None of these are blocking. The viewer has been running for months, restarts itself when it crashes, and stays out of the way. That’s the whole point.

When to build this versus when to use something else

If you’re going to save analyses for less than a month to see if the habit sticks: don’t build this. Use VS Code’s markdown preview. The infra cost is unjustified until you know the habit is real.

If you’re going to save analyses for years, and you want zero ceremony between “save file” and “see file rendered”: something like this is worth the few-hundred-line investment. The freedom of having no Node toolchain, no build step, and no framework to upgrade is the kind of thing you appreciate gradually, then suddenly.

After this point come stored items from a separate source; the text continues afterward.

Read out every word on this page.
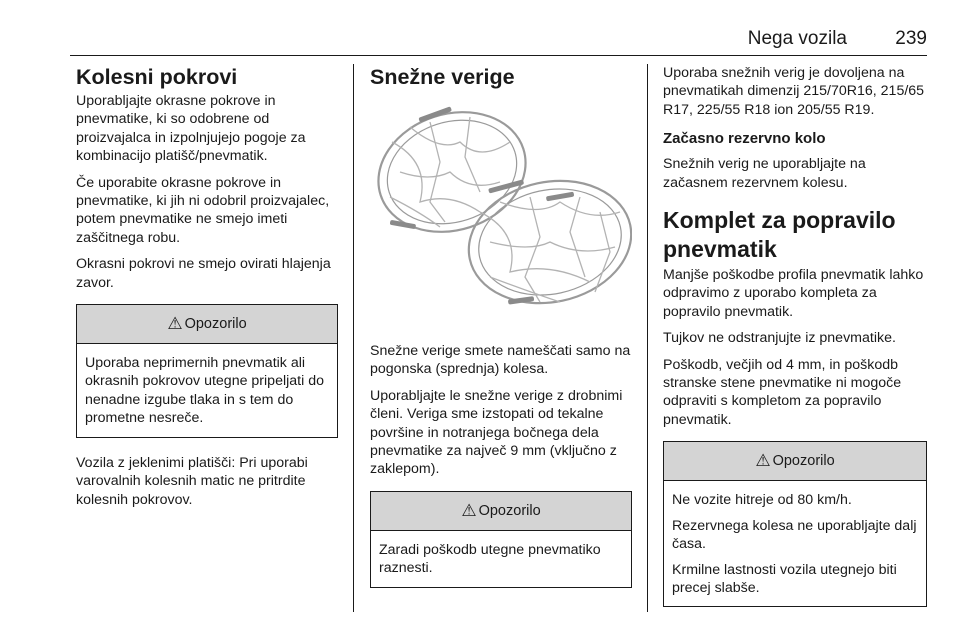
Nega vozila	239
Kolesni pokrovi

Uporabljajte okrasne pokrove in pnevmatike, ki so odobrene od proizvajalca in izpolnjujejo pogoje za kombinacijo platišč/pnevmatik.

Če uporabite okrasne pokrove in pnevmatike, ki jih ni odobril proizvajalec, potem pnevmatike ne smejo imeti zaščitnega robu.

Okrasni pokrovi ne smejo ovirati hlajenja zavor.

⚠ Opozorilo

Uporaba neprimernih pnevmatik ali okrasnih pokrovov utegne pripeljati do nenadne izgube tlaka in s tem do prometne nesreče.

Vozila z jeklenimi platišči: Pri uporabi varovalnih kolesnih matic ne pritrdite kolesnih pokrovov.

Snežne verige

Snežne verige smete nameščati samo na pogonska (sprednja) kolesa.

Uporabljajte le snežne verige z drobnimi členi. Veriga sme izstopati od tekalne površine in notranjega bočnega dela pnevmatike za največ 9 mm (vključno z zaklepom).

⚠ Opozorilo

Zaradi poškodb utegne pnevmatiko raznesti.

Uporaba snežnih verig je dovoljena na pnevmatikah dimenzij 215/70R16, 215/65 R17, 225/55 R18 ion 205/55 R19.

Začasno rezervno kolo

Snežnih verig ne uporabljajte na začasnem rezervnem kolesu.

Komplet za popravilo pnevmatik

Manjše poškodbe profila pnevmatik lahko odpravimo z uporabo kompleta za popravilo pnevmatik.

Tujkov ne odstranjujte iz pnevmatike.

Poškodb, večjih od 4 mm, in poškodb stranske stene pnevmatike ni mogoče odpraviti s kompletom za popravilo pnevmatik.

⚠ Opozorilo

Ne vozite hitreje od 80 km/h.

Rezervnega kolesa ne uporabljajte dalj časa.

Krmilne lastnosti vozila utegnejo biti precej slabše.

If you want collaboration, search, public sharing, or visual polish — use MkDocs Material or Quartz. This viewer optimises for a single user on a single machine. That’s a feature, but it’s also a limit.

Pick the tool that matches the lifespan and the audience. For a personal research archive that lives for years, owned by one person, served on one machine — stdlib Python, SSE, launchd, loopback. There’s nothing simpler that does the job, and that’s the whole reason I keep using it.